La section inaugurale, intitulée « L’Abc du textile », se veut une introduction didactique au domaine textile sous le Second Empire et propose, en trois sous-parties thématiques – « La soie », « Le coton et le lin », « La laine » - et une sous-partie documentaire – « Les techniques du textile » -, un panel des matières textiles à l’état brut, de leurs transformations manufacturées et de leurs applications matérielles à l’heure de la Révolution industrielle. Les trois premières obéissent au même schéma, chacune fait l’objet d’un podium qui met en scène le type de tissu en question, ses déclinaisons et ses usages dans la mode et dans la décoration tandis que la sous-partie finale explicite les mécanismes techniques et scientifiques à l’origine de cette diversité textile croissante. La mécanisation de la production qui passe, entre autres, par l’invention de la peigneuse mécanique et de la machine à imprimer, par l’adoption des métiers à filer automatiques comme par la mise au point des teintures artificielles – moins coûteuses que les teintures naturelles – conduit à une grande profusion de couleurs et de motifs que synthétise très bien le grand « mur de motifs » qui clôt la section. Soieries, cotonnades et lainages sont juxtaposés, la profusion décorative est évidente, l’éclectisme domine désormais une part importante de la production. Au goût pour les styles du passé, appelé « historicisme », se mêlent de nouvelles inspirations aux couleurs souvent très vives et aux accords très francs.
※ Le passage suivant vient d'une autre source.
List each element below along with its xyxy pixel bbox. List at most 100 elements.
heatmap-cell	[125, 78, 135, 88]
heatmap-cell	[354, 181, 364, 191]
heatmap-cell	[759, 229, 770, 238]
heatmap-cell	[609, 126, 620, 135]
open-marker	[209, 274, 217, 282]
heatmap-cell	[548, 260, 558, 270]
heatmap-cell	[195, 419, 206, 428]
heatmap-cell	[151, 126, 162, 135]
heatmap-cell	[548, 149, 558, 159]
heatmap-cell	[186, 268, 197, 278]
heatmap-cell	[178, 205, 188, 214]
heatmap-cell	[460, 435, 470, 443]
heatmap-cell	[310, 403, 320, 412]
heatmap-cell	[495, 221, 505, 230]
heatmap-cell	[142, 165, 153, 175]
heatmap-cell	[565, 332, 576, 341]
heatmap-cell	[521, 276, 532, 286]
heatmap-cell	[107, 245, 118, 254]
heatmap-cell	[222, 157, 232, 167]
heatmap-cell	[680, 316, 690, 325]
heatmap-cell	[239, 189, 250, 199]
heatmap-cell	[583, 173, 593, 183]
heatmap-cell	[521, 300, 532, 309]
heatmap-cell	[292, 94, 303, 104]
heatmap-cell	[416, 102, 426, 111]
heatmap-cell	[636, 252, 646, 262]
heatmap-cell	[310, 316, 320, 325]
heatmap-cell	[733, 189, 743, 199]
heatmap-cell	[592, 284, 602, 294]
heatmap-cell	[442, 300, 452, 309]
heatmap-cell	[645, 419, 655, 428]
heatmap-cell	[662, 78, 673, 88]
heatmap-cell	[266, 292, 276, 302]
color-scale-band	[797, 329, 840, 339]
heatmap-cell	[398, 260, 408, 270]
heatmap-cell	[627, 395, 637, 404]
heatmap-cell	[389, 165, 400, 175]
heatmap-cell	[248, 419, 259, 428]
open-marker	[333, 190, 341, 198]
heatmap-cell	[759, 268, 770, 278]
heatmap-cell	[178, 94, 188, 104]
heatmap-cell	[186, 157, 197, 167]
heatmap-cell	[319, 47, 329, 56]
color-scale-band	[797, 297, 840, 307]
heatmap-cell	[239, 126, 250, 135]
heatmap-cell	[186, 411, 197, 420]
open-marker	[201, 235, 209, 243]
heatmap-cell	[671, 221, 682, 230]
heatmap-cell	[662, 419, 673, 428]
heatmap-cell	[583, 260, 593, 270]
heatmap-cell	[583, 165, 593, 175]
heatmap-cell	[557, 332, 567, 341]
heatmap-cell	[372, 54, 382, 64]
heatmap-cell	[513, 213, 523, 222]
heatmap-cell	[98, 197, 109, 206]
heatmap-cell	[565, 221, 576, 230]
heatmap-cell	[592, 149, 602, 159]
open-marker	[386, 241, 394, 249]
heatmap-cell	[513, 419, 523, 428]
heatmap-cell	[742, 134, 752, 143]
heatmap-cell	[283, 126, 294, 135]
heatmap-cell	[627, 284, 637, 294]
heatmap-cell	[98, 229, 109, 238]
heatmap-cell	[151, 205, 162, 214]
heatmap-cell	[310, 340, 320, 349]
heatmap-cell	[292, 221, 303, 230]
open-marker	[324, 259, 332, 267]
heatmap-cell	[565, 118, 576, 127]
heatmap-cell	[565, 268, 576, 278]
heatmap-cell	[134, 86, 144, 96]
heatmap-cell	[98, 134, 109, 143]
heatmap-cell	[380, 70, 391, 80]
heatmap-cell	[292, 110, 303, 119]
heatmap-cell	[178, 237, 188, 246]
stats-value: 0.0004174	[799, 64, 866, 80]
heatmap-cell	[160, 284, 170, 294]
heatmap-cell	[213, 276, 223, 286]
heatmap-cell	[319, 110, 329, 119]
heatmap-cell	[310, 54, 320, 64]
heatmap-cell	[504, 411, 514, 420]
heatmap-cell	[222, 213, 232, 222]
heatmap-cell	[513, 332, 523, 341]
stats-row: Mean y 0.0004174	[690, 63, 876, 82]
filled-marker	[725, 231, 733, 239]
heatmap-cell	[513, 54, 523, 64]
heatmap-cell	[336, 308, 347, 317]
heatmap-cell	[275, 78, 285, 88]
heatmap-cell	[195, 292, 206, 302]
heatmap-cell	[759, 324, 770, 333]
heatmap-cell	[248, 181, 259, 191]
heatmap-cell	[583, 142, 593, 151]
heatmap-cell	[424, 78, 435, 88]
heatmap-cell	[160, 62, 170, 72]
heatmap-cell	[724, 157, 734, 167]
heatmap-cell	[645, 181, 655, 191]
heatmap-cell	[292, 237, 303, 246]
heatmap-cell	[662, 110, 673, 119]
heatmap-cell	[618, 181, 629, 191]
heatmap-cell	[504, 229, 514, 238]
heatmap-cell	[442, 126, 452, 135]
Les grotesques et rinceaux Renaissants (ill. 1) se combinent aux putti à la Boucher, aux paniers fleuris Louis XV comme aux nouvelles fantaisies exotiques, grues et éventails japonais, coraux, hibiscus et cactus. Cet assemblage de citations met particulièrement à l’honneur les motifs floraux, aussi divers qu’exubérants et parfaits prétextes à l’expérimentation des nombreuses nouvelles couleurs. Jaune, violet et vert d’eau s’expriment allègrement sur fond crème et noir alors à la mode (ill. 2 et 3). Le Second Empire, par la production de masse, porte à son apogée l’art du textile et par là même sa démocratisation. L’art de la décoration intérieure et l’art de la mode deviennent progressivement accessibles à toutes les classes sociales.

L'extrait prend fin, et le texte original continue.